A novel solid-state magnetocardiography (MCG) system outperformed electrocardiographic imaging (ECGi) in pinpointing arrhythmia sites of origin in nine swine with implanted pacing leads. Across 17 pacing datasets, median site-of-origin error was 19.6 mm vs. 31.2 mm (p=0.023) for atrial sites and 12.0 mm vs. 26.1 mm (p=0.074) for ventricular sites, benchmarked against MRI-confirmed lead-tip positions. Local activation time correlation with invasive epicardial mapping reached r=0.63–0.68 in the ventricle, with conduction velocity agreement modest but numerically favoring MCG.

The significance here extends well beyond incremental improvement. Traditional MCG required superconducting sensors cooled with liquid helium — expensive, bulky, and clinically impractical. Solid-state sensors eliminate cryogenic infrastructure entirely, potentially democratizing a technology that has languished in research labs for decades. For patients with arrhythmias, today's standard-of-care EP mapping demands vascular access, fluoroscopy radiation, and sedation — all avoidable if non-invasive pre-procedural mapping could guide ablation strategy upfront.
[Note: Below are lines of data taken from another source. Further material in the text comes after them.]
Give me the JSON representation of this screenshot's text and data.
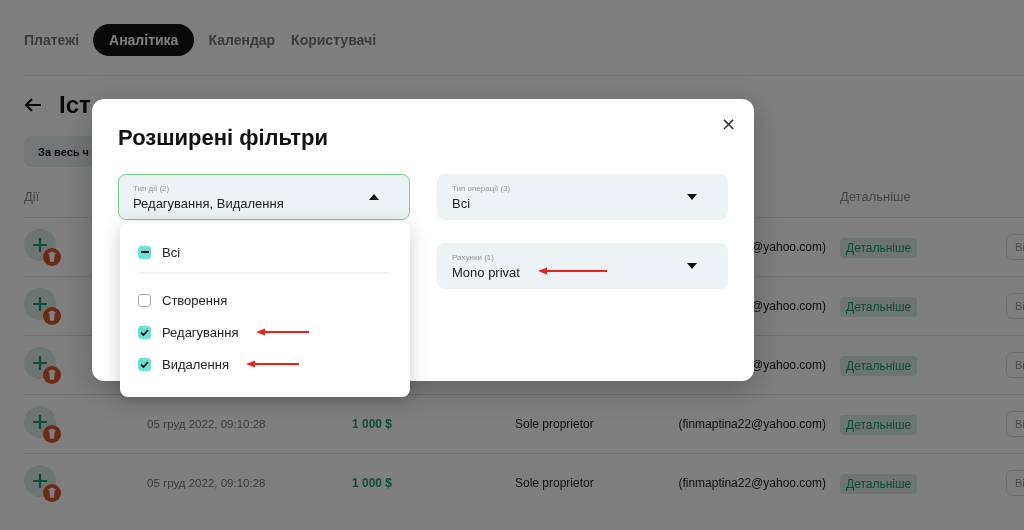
{
  "tabs": [
    {
      "label": "Платежі",
      "selected": false
    },
    {
      "label": "Аналітика",
      "selected": true
    },
    {
      "label": "Календар",
      "selected": false
    },
    {
      "label": "Користувачі",
      "selected": false
    }
  ],
  "page_title": "Іст",
  "period_chip": "За весь ч",
  "table": {
    "columns": [
      {
        "label": "Дії"
      },
      {
        "label": "Детальніше"
      }
    ],
    "rows": [
      {
        "email": "@yahoo.com)",
        "details": "Детальніше",
        "column_7": "Ві"
      },
      {
        "email": "@yahoo.com)",
        "details": "Детальніше",
        "column_7": "Ві"
      },
      {
        "email": "@yahoo.com)",
        "details": "Детальніше",
        "column_7": "Ві"
      },
      {
        "date": "05 груд 2022, 09:10:28",
        "amount": "1 000 $",
        "type": "Sole proprietor",
        "email": "(finmaptina22@yahoo.com)",
        "details": "Детальніше",
        "column_7": "Ві"
      },
      {
        "date": "05 груд 2022, 09:10:28",
        "amount": "1 000 $",
        "type": "Sole proprietor",
        "email": "(finmaptina22@yahoo.com)",
        "details": "Детальніше",
        "column_7": "Ві"
      }
    ]
  },
  "modal": {
    "title": "Розширені фільтри",
    "close": "×",
    "fields": [
      {
        "label": "Тип дії (2)",
        "value": "Редагування, Видалення",
        "expanded": true,
        "marked": false
      },
      {
        "label": "Тип операції (3)",
        "value": "Всі",
        "expanded": false,
        "marked": false
      },
      {
        "label": "Рахунки (1)",
        "value": "Mono privat",
        "expanded": false,
        "marked": true
      }
    ]
  },
  "dropdown": {
    "select_all": {
      "label": "Всі",
      "partial": true
    },
    "options": [
      {
        "label": "Створення",
        "checked": false,
        "marked": false
      },
      {
        "label": "Редагування",
        "checked": true,
        "marked": true
      },
      {
        "label": "Видалення",
        "checked": true,
        "marked": true
      }
    ]
  }
}
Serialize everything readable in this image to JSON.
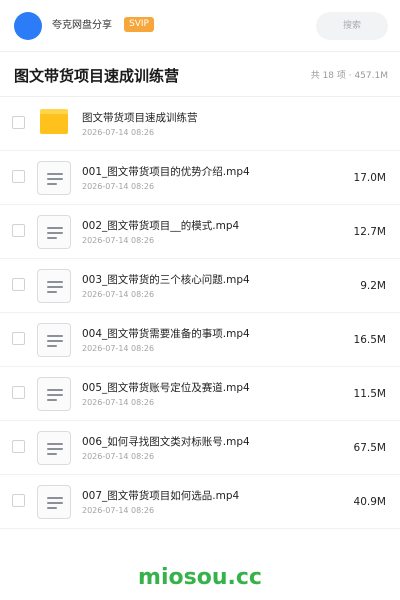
{
  "header": {
    "app_name": "夸克网盘分享",
    "badge": "SVIP",
    "search_placeholder": "搜索"
  },
  "folder": {
    "title": "图文带货项目速成训练营",
    "summary": "共 18 项 · 457.1M"
  },
  "items": [
    {
      "type": "folder",
      "icon": "folder-icon",
      "name": "图文带货项目速成训练营",
      "date": "2026-07-14 08:26",
      "size": ""
    },
    {
      "type": "file",
      "icon": "file-icon",
      "name": "001_图文带货项目的优势介绍.mp4",
      "date": "2026-07-14 08:26",
      "size": "17.0M"
    },
    {
      "type": "file",
      "icon": "file-icon",
      "name": "002_图文带货项目__的模式.mp4",
      "date": "2026-07-14 08:26",
      "size": "12.7M"
    },
    {
      "type": "file",
      "icon": "file-icon",
      "name": "003_图文带货的三个核心问题.mp4",
      "date": "2026-07-14 08:26",
      "size": "9.2M"
    },
    {
      "type": "file",
      "icon": "file-icon",
      "name": "004_图文带货需要准备的事项.mp4",
      "date": "2026-07-14 08:26",
      "size": "16.5M"
    },
    {
      "type": "file",
      "icon": "file-icon",
      "name": "005_图文带货账号定位及赛道.mp4",
      "date": "2026-07-14 08:26",
      "size": "11.5M"
    },
    {
      "type": "file",
      "icon": "file-icon",
      "name": "006_如何寻找图文类对标账号.mp4",
      "date": "2026-07-14 08:26",
      "size": "67.5M"
    },
    {
      "type": "file",
      "icon": "file-icon",
      "name": "007_图文带货项目如何选品.mp4",
      "date": "2026-07-14 08:26",
      "size": "40.9M"
    }
  ],
  "watermark": "miosou.cc",
  "colors": {
    "avatar": "#2b7cf6",
    "svip_badge": "#f6a63a",
    "folder": "#ffc21c",
    "watermark": "#36b24a"
  }
}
Critical limitations must temper enthusiasm. This is a small animal study (n=9 swine, 17 datasets), and paced rhythms in healthy myocardium poorly simulate the scarred, heterogeneous substrates seen in clinical arrhythmias like atrial fibrillation or ventricular tachycardia. Atrial performance was noticeably weaker than ventricular (r=0.40 vs. 0.63). Crucially, this is a preprint not yet peer-reviewed, and results may change materially. Still, if solid-state MCG's accuracy holds in human trials, this could meaningfully reduce procedural risk for millions undergoing EP studies annually.